The development of the Feature Table language (FT) [7] as
an integral part of database annotation was a fundamental step
in making sequence data more useable because each feature in
a GenBank entry is now annotated in a standard, machineparsable
syntax. The universality of this language now makes
it possible to specify any DNA sequence using an expression,
as given by the relation
expression - sequence
This task has been implemented in the FEATURES program,
which is part the XYLEM package, to be described in this paper
(Table I). While fully accessible through a menu-driven interface,
the simplest form of the FEATURES command is
features expression > sequence
meaning that FEATURES can take a FT expression as input and
write a sequence to the output.
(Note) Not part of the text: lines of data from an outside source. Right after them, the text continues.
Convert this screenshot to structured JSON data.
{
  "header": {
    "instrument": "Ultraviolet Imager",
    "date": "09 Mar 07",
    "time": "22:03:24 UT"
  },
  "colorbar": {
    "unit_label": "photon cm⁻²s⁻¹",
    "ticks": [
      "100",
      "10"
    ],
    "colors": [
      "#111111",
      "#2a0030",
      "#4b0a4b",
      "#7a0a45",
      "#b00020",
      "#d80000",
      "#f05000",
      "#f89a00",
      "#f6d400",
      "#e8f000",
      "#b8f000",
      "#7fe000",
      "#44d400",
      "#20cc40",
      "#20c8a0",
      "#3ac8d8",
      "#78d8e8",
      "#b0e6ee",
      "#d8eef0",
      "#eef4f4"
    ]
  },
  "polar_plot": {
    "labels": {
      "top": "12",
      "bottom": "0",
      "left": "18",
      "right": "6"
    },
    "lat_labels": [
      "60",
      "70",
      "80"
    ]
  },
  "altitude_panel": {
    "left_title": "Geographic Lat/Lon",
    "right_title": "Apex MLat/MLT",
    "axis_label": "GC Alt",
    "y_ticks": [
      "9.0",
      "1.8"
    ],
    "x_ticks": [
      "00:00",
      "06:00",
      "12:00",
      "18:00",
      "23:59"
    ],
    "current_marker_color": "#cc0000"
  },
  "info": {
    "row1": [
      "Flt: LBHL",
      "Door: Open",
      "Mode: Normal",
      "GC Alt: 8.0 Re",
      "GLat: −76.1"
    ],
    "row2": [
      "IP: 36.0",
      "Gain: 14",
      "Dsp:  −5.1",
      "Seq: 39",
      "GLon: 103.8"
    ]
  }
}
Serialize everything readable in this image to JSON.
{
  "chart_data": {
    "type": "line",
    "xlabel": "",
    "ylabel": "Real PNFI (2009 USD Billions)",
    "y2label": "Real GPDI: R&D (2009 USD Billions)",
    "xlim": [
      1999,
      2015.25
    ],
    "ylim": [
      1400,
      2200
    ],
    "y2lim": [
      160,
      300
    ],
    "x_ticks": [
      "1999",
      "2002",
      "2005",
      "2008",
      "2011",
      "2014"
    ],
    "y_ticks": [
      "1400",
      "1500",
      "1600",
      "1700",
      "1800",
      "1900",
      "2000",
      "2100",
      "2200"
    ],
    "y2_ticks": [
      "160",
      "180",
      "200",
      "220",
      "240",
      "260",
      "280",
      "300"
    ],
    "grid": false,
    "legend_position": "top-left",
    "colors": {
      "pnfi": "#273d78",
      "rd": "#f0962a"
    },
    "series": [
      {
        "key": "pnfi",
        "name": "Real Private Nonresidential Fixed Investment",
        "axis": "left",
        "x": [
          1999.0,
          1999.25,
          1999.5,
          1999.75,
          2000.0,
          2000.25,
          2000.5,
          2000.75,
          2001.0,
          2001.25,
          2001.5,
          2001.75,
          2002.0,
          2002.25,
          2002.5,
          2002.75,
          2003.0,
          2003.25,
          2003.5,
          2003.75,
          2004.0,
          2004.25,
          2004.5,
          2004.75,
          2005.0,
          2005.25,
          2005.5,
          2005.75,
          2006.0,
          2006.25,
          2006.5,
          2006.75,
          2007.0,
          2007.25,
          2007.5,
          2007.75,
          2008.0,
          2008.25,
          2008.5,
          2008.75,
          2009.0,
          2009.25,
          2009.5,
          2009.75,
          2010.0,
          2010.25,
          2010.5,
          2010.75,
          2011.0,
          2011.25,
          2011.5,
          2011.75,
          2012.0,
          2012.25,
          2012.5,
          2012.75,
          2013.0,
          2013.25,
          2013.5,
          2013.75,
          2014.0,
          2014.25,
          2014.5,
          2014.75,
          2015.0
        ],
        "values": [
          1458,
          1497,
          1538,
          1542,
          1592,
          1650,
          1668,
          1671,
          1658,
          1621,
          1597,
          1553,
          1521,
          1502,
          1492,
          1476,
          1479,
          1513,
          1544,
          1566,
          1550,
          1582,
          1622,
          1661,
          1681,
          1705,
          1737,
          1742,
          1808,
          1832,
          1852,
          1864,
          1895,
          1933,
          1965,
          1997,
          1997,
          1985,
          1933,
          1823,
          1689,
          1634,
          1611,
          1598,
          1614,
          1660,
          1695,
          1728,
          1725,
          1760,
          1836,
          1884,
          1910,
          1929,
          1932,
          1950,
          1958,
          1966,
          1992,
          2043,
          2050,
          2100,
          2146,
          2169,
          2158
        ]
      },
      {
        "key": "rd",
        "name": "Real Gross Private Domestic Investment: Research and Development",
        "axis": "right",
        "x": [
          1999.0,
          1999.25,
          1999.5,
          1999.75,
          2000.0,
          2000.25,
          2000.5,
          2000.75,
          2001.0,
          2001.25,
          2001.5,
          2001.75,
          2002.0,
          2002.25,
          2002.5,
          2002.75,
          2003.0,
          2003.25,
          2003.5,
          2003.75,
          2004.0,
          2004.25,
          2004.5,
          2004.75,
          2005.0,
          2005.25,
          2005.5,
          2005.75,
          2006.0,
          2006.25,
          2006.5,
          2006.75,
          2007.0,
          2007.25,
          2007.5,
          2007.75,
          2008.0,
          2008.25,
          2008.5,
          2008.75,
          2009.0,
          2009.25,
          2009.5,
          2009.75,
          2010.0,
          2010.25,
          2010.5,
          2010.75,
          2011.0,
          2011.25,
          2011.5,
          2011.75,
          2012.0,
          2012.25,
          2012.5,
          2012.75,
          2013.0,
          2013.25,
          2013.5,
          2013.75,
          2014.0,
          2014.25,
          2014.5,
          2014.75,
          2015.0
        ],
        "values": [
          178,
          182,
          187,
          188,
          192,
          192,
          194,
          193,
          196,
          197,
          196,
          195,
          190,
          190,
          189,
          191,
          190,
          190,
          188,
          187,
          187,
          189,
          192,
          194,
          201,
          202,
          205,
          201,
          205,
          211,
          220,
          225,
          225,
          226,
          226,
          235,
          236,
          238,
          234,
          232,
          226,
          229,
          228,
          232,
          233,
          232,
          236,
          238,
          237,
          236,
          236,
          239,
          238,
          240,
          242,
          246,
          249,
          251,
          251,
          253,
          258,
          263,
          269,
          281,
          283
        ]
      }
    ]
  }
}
For example, given the following
feature annotated in the GenBank entry with primary accession
number M74750:
terminator 609..650
/label =T7-terminator
typing the command
features M74750:T7-terminator
would return the sequence
ataaccccttggggcctctaaacgggtcttgaggggttttt
representing that part of the sequence spanning bases 609 to 650,
as identified by the field 'label =T7-terminator'.

Table I. List of XYLEM programs and functions

High-level tools
FINDKEY Search for one or more keywords in database
FETCH Retrieve one or more entries from database
FEATURES Extract features by feature key or expression

Low-level tools
SPL1TDB Split a database into annotation, sequence and index
IDENTIFY Used by FINDKEY to identify entries containing keywords
GETLOC Used by FETCH to retrieve entries from a split database
GETOB Used by FEATURES to parse Feature Table expressions
UDS Update an. existing dataset with new versions of entries
DBSTAT Calculate amino acid frequencies in a protein database
RIBOSOME Translate file of nucleic acid sequences into protein
SHUFFLE Given a random seed, shuffles each sequence in a file
REFORM Multiple alignment printing tool
GBUPDATE Download GenBank databe by FTP; calls SPLITDB
PIRUPDATE Download PIR database by FTP; calls SPL1TDB
The XYLEM tools (Table I) automate the management of
online databases, as well as the construction of sequence database
subsets. Even non-expert users should be able to create datasets
for use in multiple alignments, phylogenetic studies, structure
comparisons and other types of analyses.